The five publishers then forced Amazon onto the agency model as well. This eliminated all retail price competition for ebooks. Price increases followed. At Amazon they averaged 18.6% for all ebooks, and a whopping 42.7% for New York Times Bestsellers.
Competition authorities in Canada, the US, and Europe investigated and eventually reached settlements with ebook publishers in all three jurisdictions, except Apple, which settled in the EU, but not in the US. The US Department of Justice sued Apple, and won: in 2015, the court held that Apple committed a per se violation of US antitrust laws (a criminal offence) by conspiring with the publishers.
The ebooks settlements
A key feature of the ebooks case is that it involves both horizontal and vertical restraints. The horizontal restraint is the agreement between ebook publishers to impose vertical restraints on retailers. Pursuant to that agreement, the publishers imposed vertical restraints on retailers, essentially a form of price maintenance.
The settlements, broadly speaking, were the same on both sides of the Atlantic: they attacked the vertical restraints the flowed from the horizontal agreements by requiring the publishers to end retail price restrictions and MFN clauses.
(See The Ebooks Saga: Kobo’s Challenge Explained)
Kobo challenges the 2014 Canadian ebooks settlement
Kobo (now Rakuten Kobo Inc.) challenged the 2014 Canadian ebooks settlements under a provision in the Competition Act that allows parties who are directly affected by a consent agreement to apply to have one or more of its rescinded or varied. Kobo claimed that the shift to the agency model in Canada was not driven by a conspiracy among publishers, but rather, by Kobo itself in its negotiations with publishers. There was no agreement among competing publishers, and thus, no basis for an order under section 90.1.
Kobo also claimed that the settlement would fundamentally alter the contracts that underpin its business and profitability, and that it would lose money.
Kobo won an early victory, in early 2014, obtaining a stay preventing the consent agreement from coming into force pending its challenge. (See Kobo Obtains Stay of Ebooks Settlement)
Third parties cannot challenge underlying facts
The Commissioner then asked the Tribunal to determine the nature and scope of the Tribunal’s jurisdiction to allow a third-party challenge to settlements.
The Tribunal’s answer came in September 2014. The Tribunal held that third parties cannot challenge the factual basis underpinning settlements between the Commissioner of Competition and targets of inquiries under the Competition Act. Challenges by third parties consent agreements are limited to :
- Whether terms of the consent agreement are outside the scope of the type of orders that the Tribunal could issue
- Whether the consent agreement meets certain formal requirements
- Whether the terms of the consent agreement are unenforceable, for example, because they are too vague.
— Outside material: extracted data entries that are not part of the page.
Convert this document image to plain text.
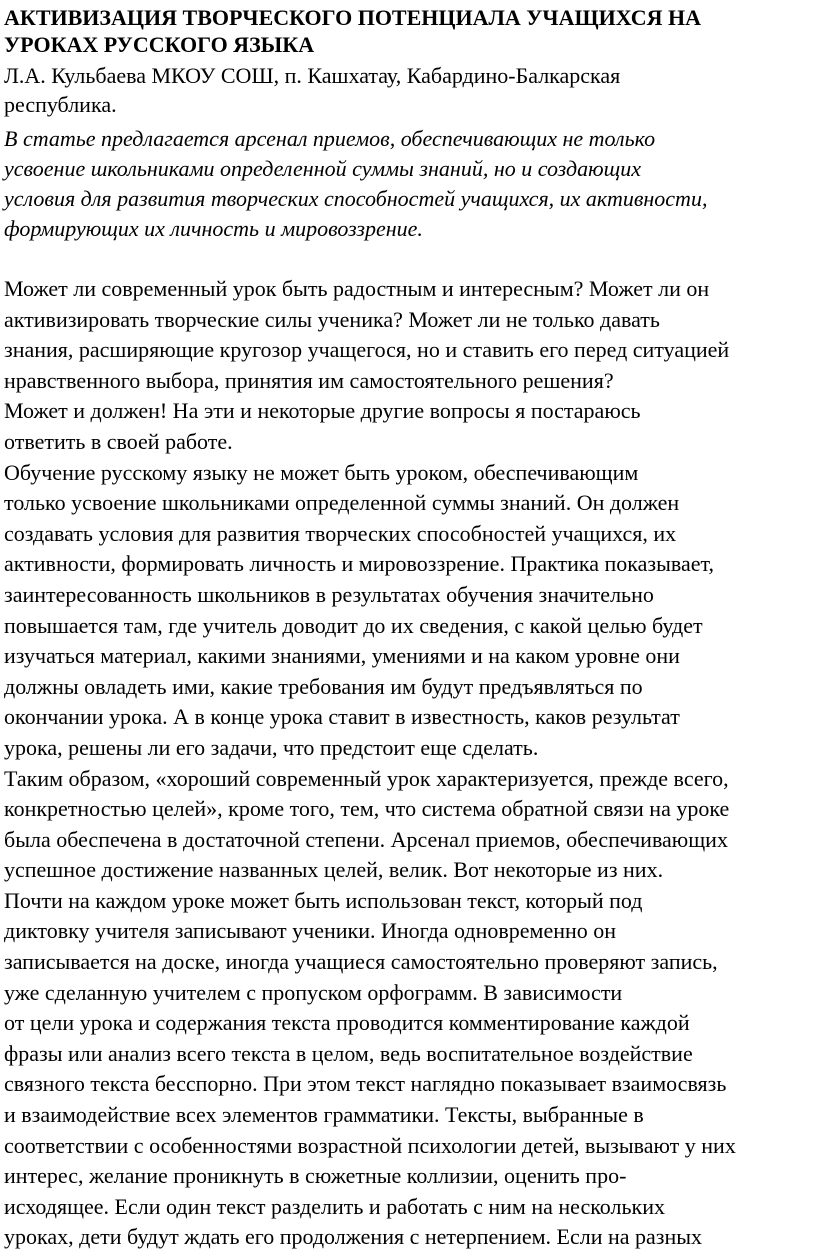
АКТИВИЗАЦИЯ ТВОРЧЕСКОГО ПОТЕНЦИАЛА УЧАЩИХСЯ НА
УРОКАХ РУССКОГО ЯЗЫКА

Л.А. Кульбаева МКОУ СОШ, п. Кашхатау, Кабардино-Балкарская
республика.

В статье предлагается арсенал приемов, обеспечивающих не только
усвоение школьниками определенной суммы знаний, но и создающих
условия для развития творческих способностей учащихся, их активности,
формирующих их личность и мировоззрение.

Может ли современный урок быть радостным и интересным? Может ли он
активизировать творческие силы ученика? Может ли не только давать
знания, расширяющие кругозор учащегося, но и ставить его перед ситуацией
нравственного выбора, принятия им самостоятельного решения?
Может и должен! На эти и некоторые другие вопросы я постараюсь
ответить в своей работе.
Обучение русскому языку не может быть уроком, обеспечивающим
только усвоение школьниками определенной суммы знаний. Он должен
создавать условия для развития творческих способностей учащихся, их
активности, формировать личность и мировоззрение. Практика показывает,
заинтересованность школьников в результатах обучения значительно
повышается там, где учитель доводит до их сведения, с какой целью будет
изучаться материал, какими знаниями, умениями и на каком уровне они
должны овладеть ими, какие требования им будут предъявляться по
окончании урока. А в конце урока ставит в известность, каков результат
урока, решены ли его задачи, что предстоит еще сделать.
Таким образом, «хороший современный урок характеризуется, прежде всего,
конкретностью целей», кроме того, тем, что система обратной связи на уроке
была обеспечена в достаточной степени. Арсенал приемов, обеспечивающих
успешное достижение названных целей, велик. Вот некоторые из них.
Почти на каждом уроке может быть использован текст, который под
диктовку учителя записывают ученики. Иногда одновременно он
записывается на доске, иногда учащиеся самостоятельно проверяют запись,
уже сделанную учителем с пропуском орфограмм. В зависимости
от цели урока и содержания текста проводится комментирование каждой
фразы или анализ всего текста в целом, ведь воспитательное воздействие
связного текста бесспорно. При этом текст наглядно показывает взаимосвязь
и взаимодействие всех элементов грамматики. Тексты, выбранные в
соответствии с особенностями возрастной психологии детей, вызывают у них
интерес, желание проникнуть в сюжетные коллизии, оценить про-
исходящее. Если один текст разделить и работать с ним на нескольких
уроках, дети будут ждать его продолжения с нетерпением. Если на разных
(See Third Parties Cannot Challenge Merits)
A foregone conclusion
With this decision, the result of Kobo’s application was nearly a forgone conclusion. It was obvious, and the Commissioner conceded, that the ebooks consent agreement did not meet the formal requirements identified by the Tribunal. Indeed, the Tribunal rescinded the 2014 consent agreement. However, the Tribunal left it open to the Commissioner to negotiate, agree, and file new consent agreements with the ebook publishers.
The surprise ending
It therefore came as no surprise that the Commissioner was able to enter into new consent agreements with Hachette, Macmillan, and Simon & Shuster that are virtually identical to the 2014 agreements. Nor is it surprising that Apple would be willing to settle after losing to the DOJ in 2015.
What is somewhat surprising is that HarperCollins was unwilling, in 2017, to agree to a settlement it signed in 2014.